Johnson & Johnson isn't without its own growth drivers, of course. Cancer drug Imbruvica is leading the way with Simponi, Stelara, and Xarelto continuing to show solid growth. Actelion's PAH franchise would probably fit well with J&J's product lineup, though, and help spark more earnings growth than J&J would otherwise see.
There's also a tax angle that could be helpful. Actelion's effective tax rate is only 12% compared to J&J's 19% effective tax rate. This probably isn't a major benefit, though. Over half of Actelion's sales are in the U.S. -- and those sales are growing more quickly than in other parts of the world. Also, proposed tax changes by the incoming Trump Administration could possibly lower U.S. corporate tax rates, making them more competitive with the Swiss tax structure enjoyed by Actelion.
The devil's in the details
Johnson & Johnson is used to buying companies outright.
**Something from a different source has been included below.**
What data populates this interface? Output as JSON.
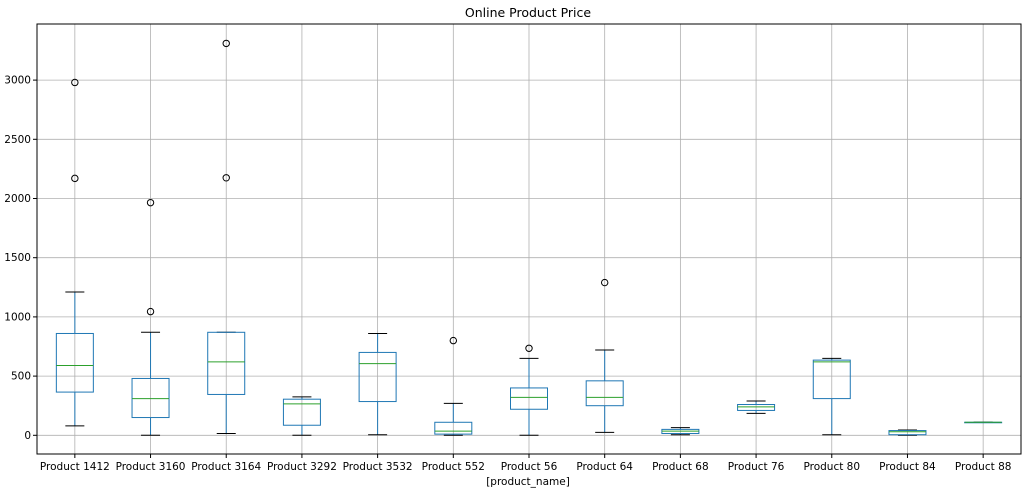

That doesn't seem to be the path that Actelion wants to take. According to a report in the Financial Times, the biotech would rather have J&J buy a major stake, pour in additional cash, and throw in some of its own drug programs.
Details of a more complicated transaction such as this would need to be known before determining how advantageous the deal would or wouldn't be for J&J shareholders. It's not clear at this point if Johnson & Johnson would seriously entertain a structure combination instead of an acquisition.
Any deal where J&J didn't obtain majority control would mean that the healthcare giant is placing a bet that someone else can obtain better results with its money than the company can on its own. That's a bet that many J&J shareholders probably wouldn't like very much.
What if Johnson & Johnson did gain a majority stake in Actelion but allowed the biotech to retain independent control? The impact on J&J's shareholders would again depend on the details of such an approach.
Regardless of whether Johnson & Johnson acquires Actelion outright or enters into a different type of combination, the bottom line for J&J's shareholders should be... the bottom line. Investors want to know if a deal would improve J&J's financial position over the long run.
Bloomberg reported this week that Actelion rejected J&J's buyout offer of $26 billion. I don't think it's in J&J's shareholders' best interests to go any higher. Actelion's PAH franchise (including all of its PAH drugs) might hit peak annual sales of around $3 billion. Ponesimod, which is in late-stage testing for treating multiple sclerosis, could add maybe $500 million at most in additional yearly sales if approved. The reported offer from J&J reflects a price of nearly 7.5 times sales that haven't even materialized yet.
My view is that Actelion could be a good fit for Johnson & Johnson, but not at that price tag. There are plenty of other opportunities for J&J to use its cash to provide better returns to shareholders. My advice is for Johnson & Johnson to keep looking.